Ser ciudadanas y ciudadanos es aprender que no somos más ni menos que nadie. Es protagonizar actos de justicia, de buen trato

Ilustración ciberciudadania

Es ejercer ese doble rol del derecho y del deber. No es simplemente tener un DNI o tener edad para elegir a las personas que nos representan en la vida política. Es participar, opinar, ceder, pedir cuentas, proponer y no esperar a que las iniciativas vengan de afuera o a que no vengan para hacer lo que nos dé la gana. Es aprender a ser importantes para las demás personas y que las demás personas nos importen. Y esa importancia se mide sobre todo en hechos capaces de garantizar, no de negar, el derecho a la vida digna, el buen nombre, la intimidad de las personas y todos los demás derechos que podrían resumirse en uno solo: el derecho a ser personas diferentes e igualmente valiosas.

Hoy la convivencia y la ciudadanía no se viven sólo cara a cara, sino también a la distancia, mediada por múltiples pantallas. Todas ellas, junto con Internet y el ciberespacio, son los nuevos escenarios de la vida hoy. Allí también nos enamoramos, trabajamos, estudiamos, viajamos, compramos, y por supuesto, nos fortalecemos o nos debilitamos como seres humanos. Lo que en estos espacios se hace, no es distinto de lo que se hace fuera de ellos. No son las tecnologías ni las herramientas las que nos dan o nos quitan bienestar. Son las relaciones humanas o inhumanas que establecemos.

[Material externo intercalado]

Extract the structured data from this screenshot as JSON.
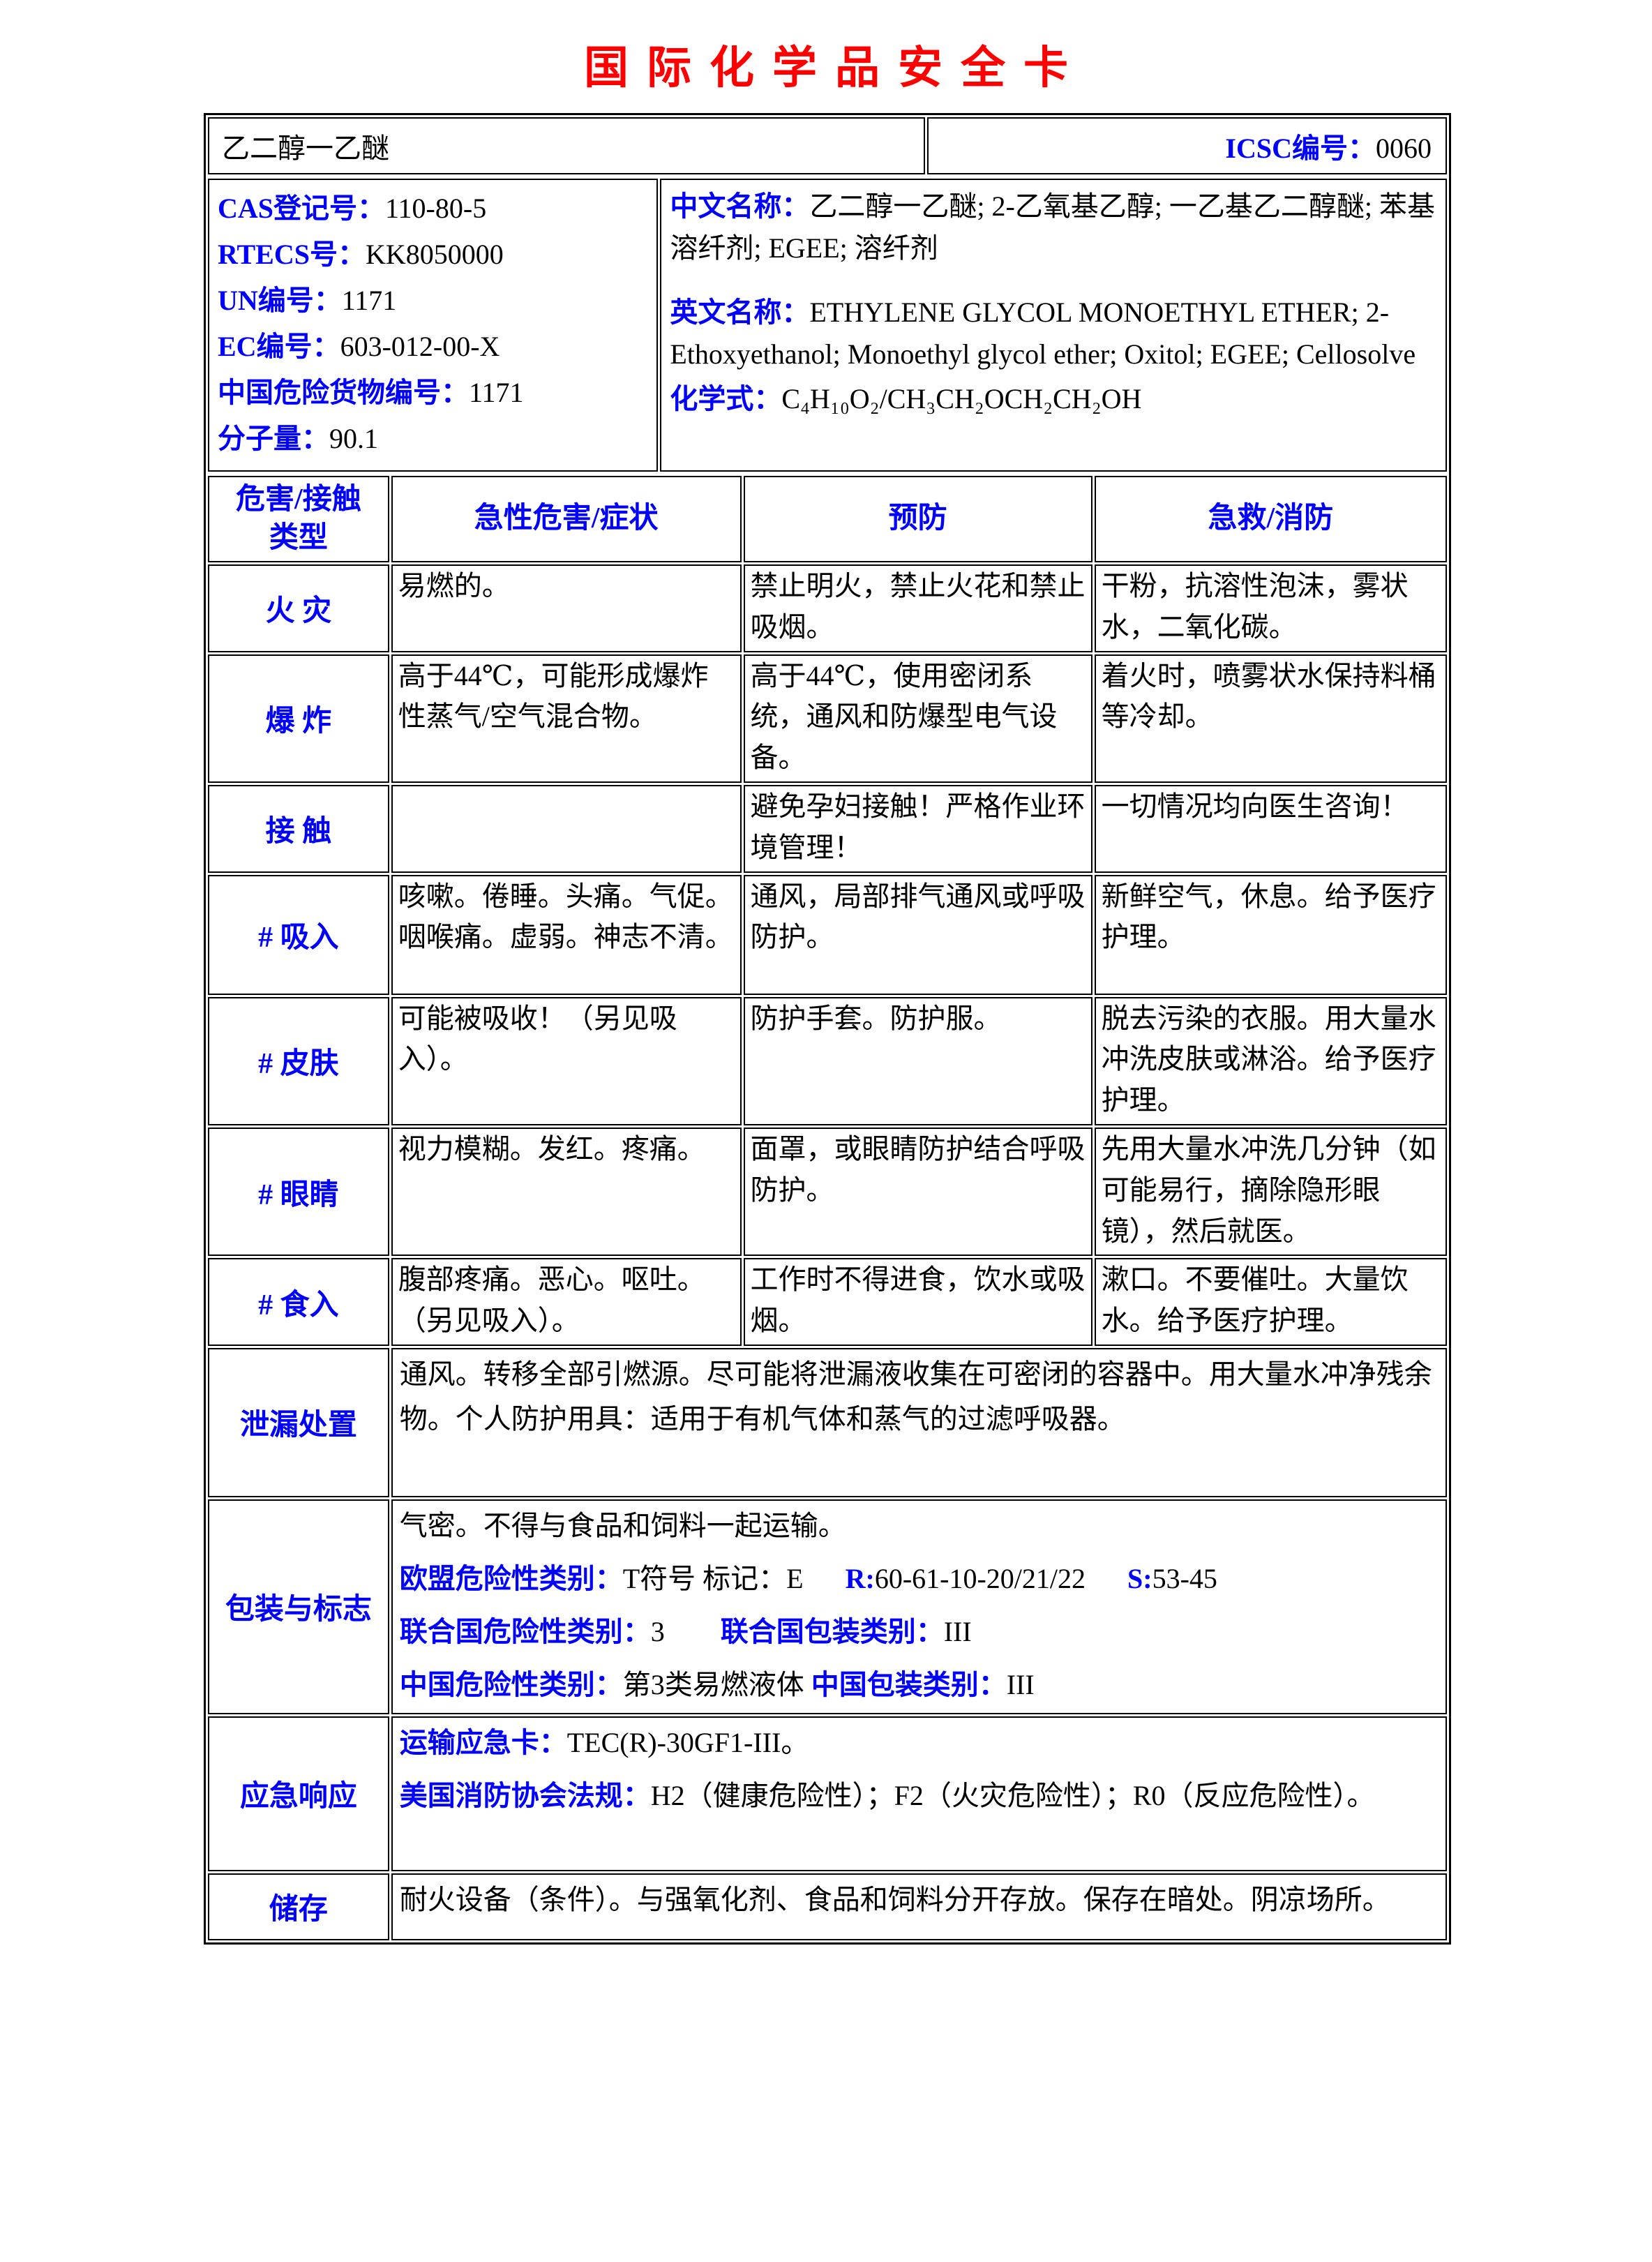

Es probable, y además deseable, que de la misma manera, lo que ya existe adentro se contagie afuera del ciberespacio. Si así fuera, aprenderíamos a tumbar fronteras, a acercarnos a gente distinta y distante, a construir más poderes sin centro, a tener más facilidades para expresar la opinión propia, no sólo para escuchar la ajena. Democratizaríamos un poco más la democracia.